At this point, the not-so-great aspects of sludge are clear. But, what comes next?
Helpful nudges are like great maps, they anticipate frustration and confusion and head it off before it happens.
For example, citing the above example of a new employee’s onboarding, a Conversational AI will have answers and processes for the newbie on Day 1. As soon as the new employee opens their Slack instance a chat function could recognize them and send a query “Ready to get your MS365 setup, Yes/No?”
In a few short conversations, the new employee has approvals, downloads, and setup. Instead of days, they’re set up in minutes.
This is an example of one process out of thousands, where Conversational AI removes sludge and can instead anticipate and solve issues proactively. Instead of a first day that lands with a thud, the new employee’s first day rolls forward smoothly and he joins the company’s stream of productivity.
Easy peasy lemon squeezy.
Susstein and Thaler’s book remains a bestseller, in part, because it described a phenomenon most people intuitively understand and gave it a name. Nudge theory positions those small, but key actions, which help to make big differences for people and organizations. Similarly sludge and sludge audits identity points of friction in organizations and people’s lives involving time, information, and psychological burdens.
In fact, sludge matters to people, says Sustein, because ultimately the barriers it erects, the time it steals, and the obstacles it presents represent a reduction in personal freedom. If employees can’t get what they want they’re “not exactly free” (Sustein, 2020).
Employees don’t appreciate organizations where the frustration, and cumulative stress, of sludge is the norm. Perhaps it is no surprise, but employees are seeking companies with less sludge.
On the one hand, quantitative sludge audits can help organizations identify points of friction where employees feel frustrated. On the other hand, most people know sludge when they see it or experience it. For example, they can compare the employee experience of onboarding at one organization using a standard process versus another organization using Conversational AI.
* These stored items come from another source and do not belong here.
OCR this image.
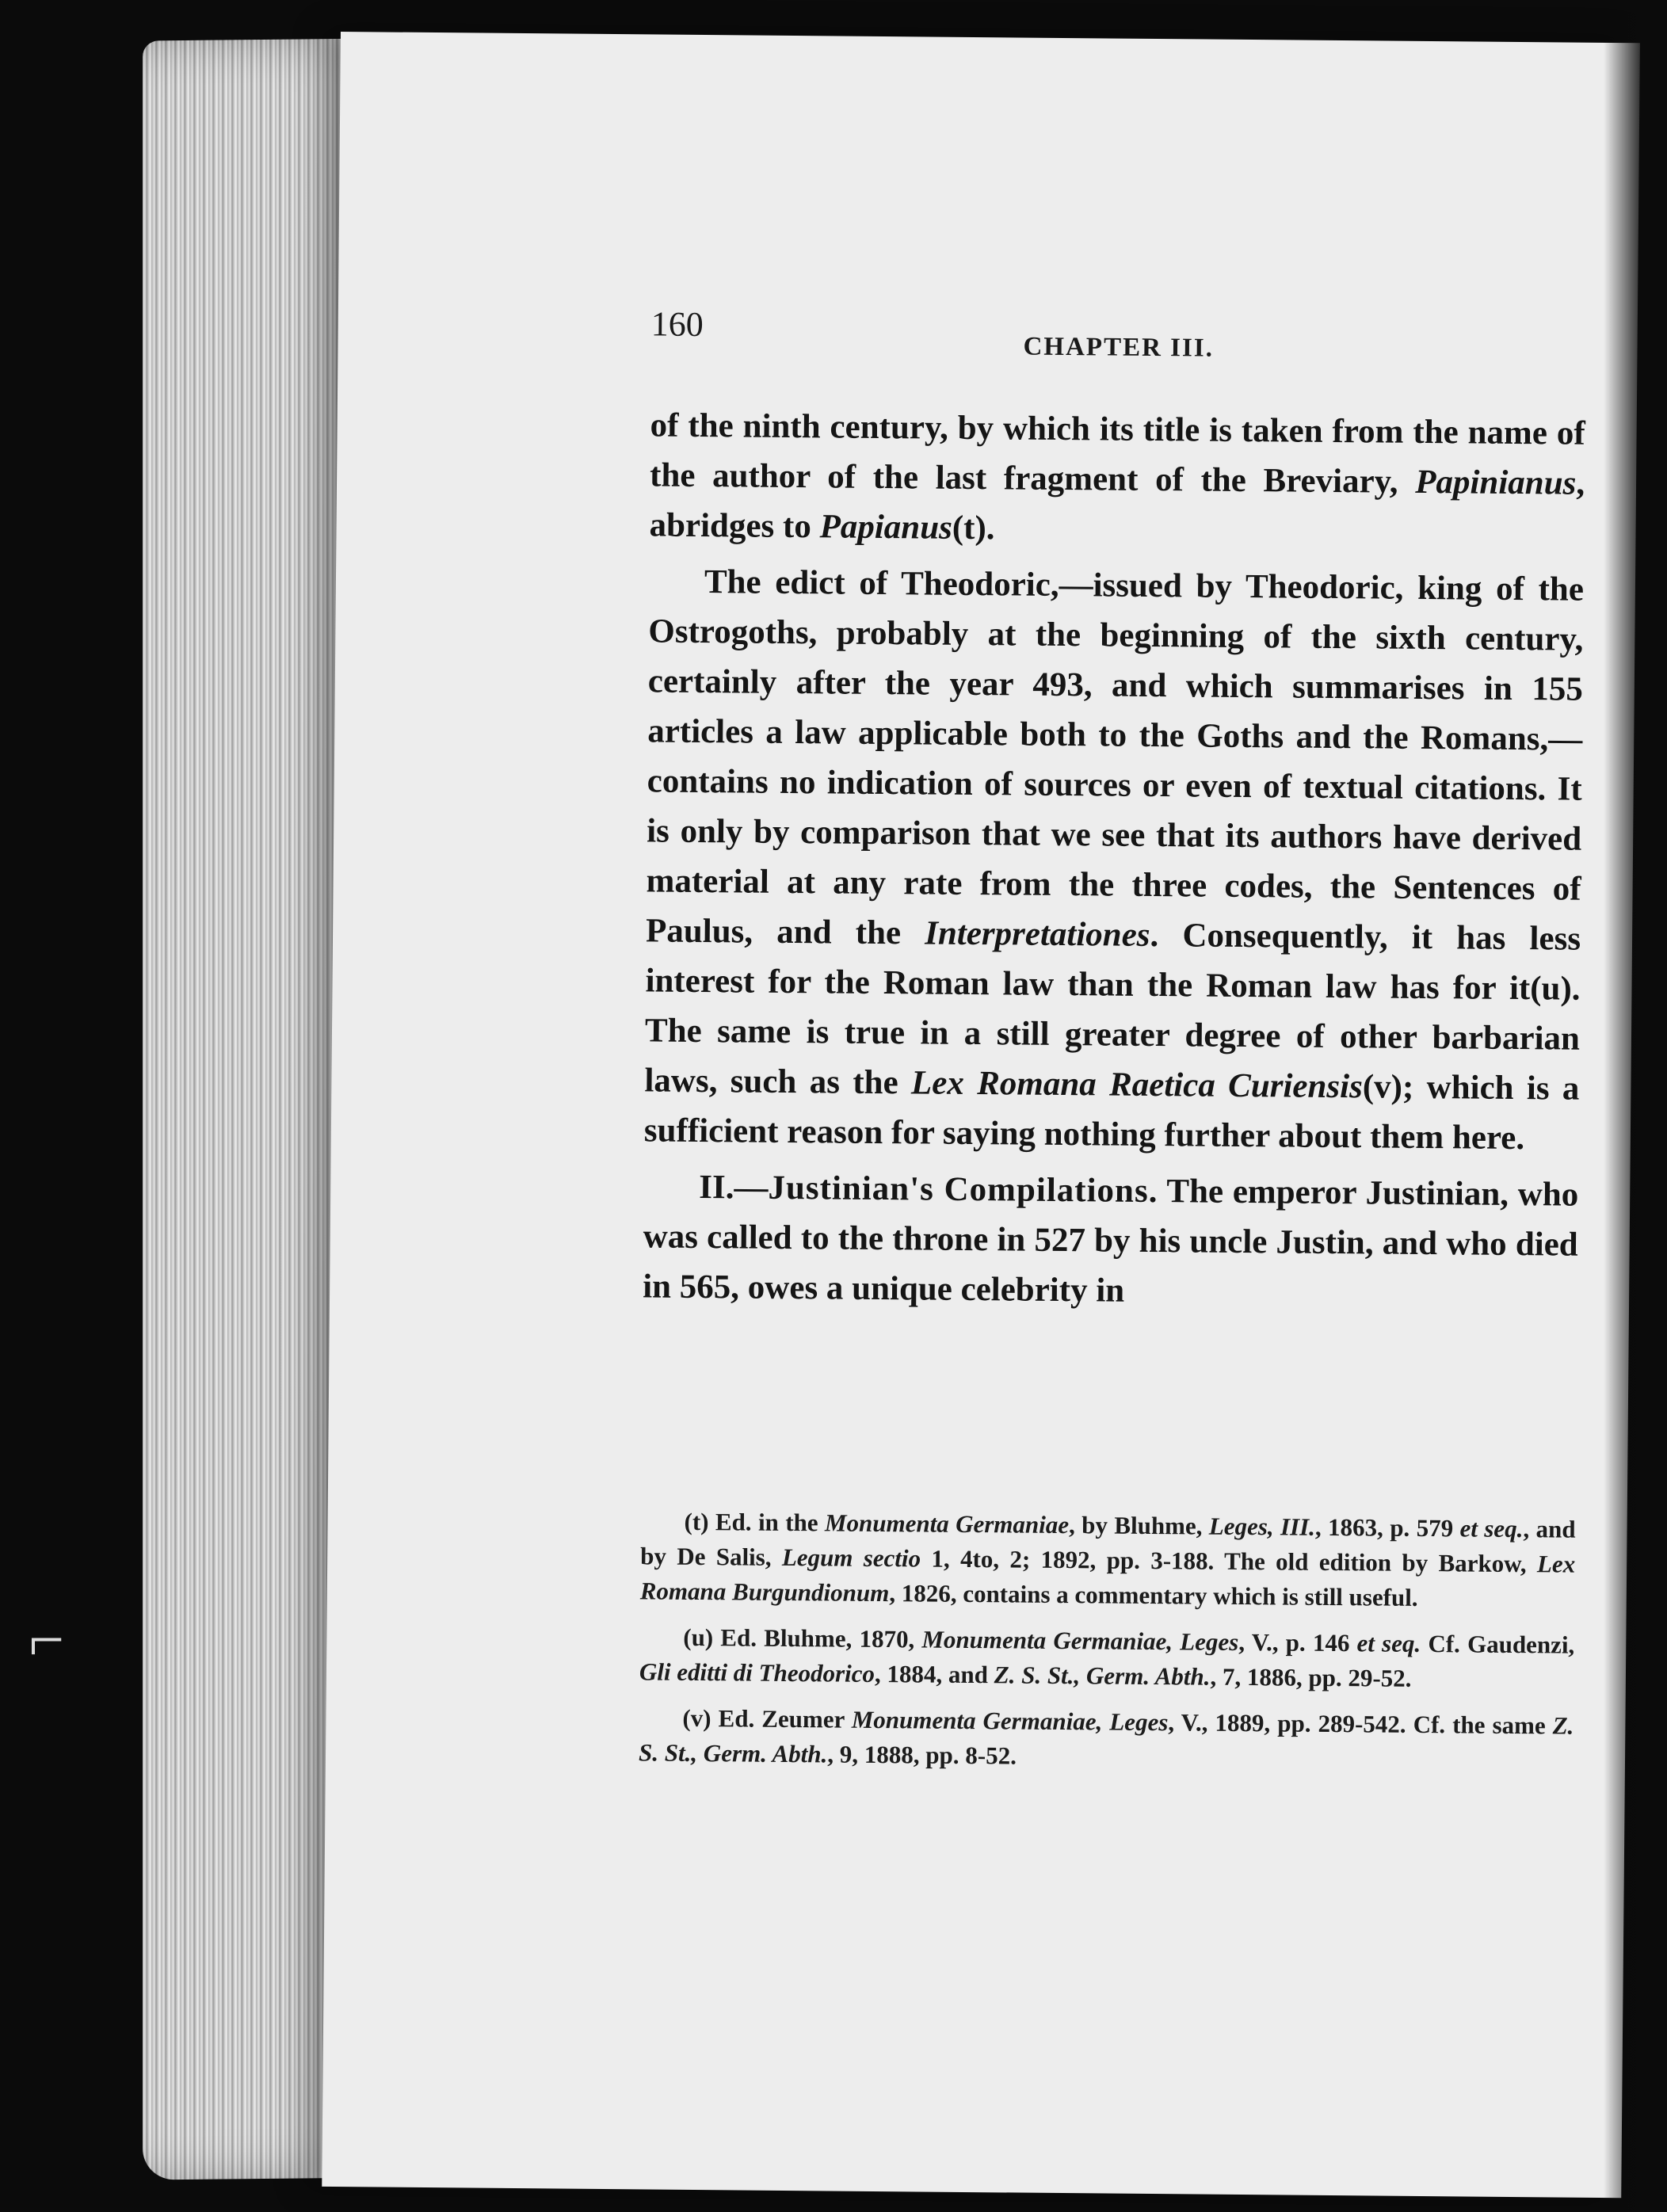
⌐
160
CHAPTER III.

of the ninth century, by which its title is taken from the name of the author of the last fragment of the Breviary, Papinianus, abridges to Papianus(t).

The edict of Theodoric,—issued by Theodoric, king of the Ostrogoths, probably at the beginning of the sixth century, certainly after the year 493, and which summarises in 155 articles a law applicable both to the Goths and the Romans,—contains no indication of sources or even of textual citations. It is only by comparison that we see that its authors have derived material at any rate from the three codes, the Sentences of Paulus, and the Interpretationes. Consequently, it has less interest for the Roman law than the Roman law has for it(u). The same is true in a still greater degree of other barbarian laws, such as the Lex Romana Raetica Curiensis(v); which is a sufficient reason for saying nothing further about them here.

II.—Justinian's Compilations. The emperor Justinian, who was called to the throne in 527 by his uncle Justin, and who died in 565, owes a unique celebrity in

(t) Ed. in the Monumenta Germaniae, by Bluhme, Leges, III., 1863, p. 579 et seq., and by De Salis, Legum sectio 1, 4to, 2; 1892, pp. 3-188. The old edition by Barkow, Lex Romana Burgundionum, 1826, contains a commentary which is still useful.

(u) Ed. Bluhme, 1870, Monumenta Germaniae, Leges, V., p. 146 et seq. Cf. Gaudenzi, Gli editti di Theodorico, 1884, and Z. S. St., Germ. Abth., 7, 1886, pp. 29-52.

(v) Ed. Zeumer Monumenta Germaniae, Leges, V., 1889, pp. 289-542. Cf. the same Z. S. St., Germ. Abth., 9, 1888, pp. 8-52.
Perhaps it’s even simpler. You may be able to identify a few if you consider your answer to this “The last thing I need in my day is ________” and think of the hundreds of processes during a workweek that would be better served via an automated and autonomous Conversational AI interaction.
It is likely that it will identify areas where you can look for ways at increasing employee productivity and nudge your organization forward with better workforce productivity, improved employee engagement (even in remote work).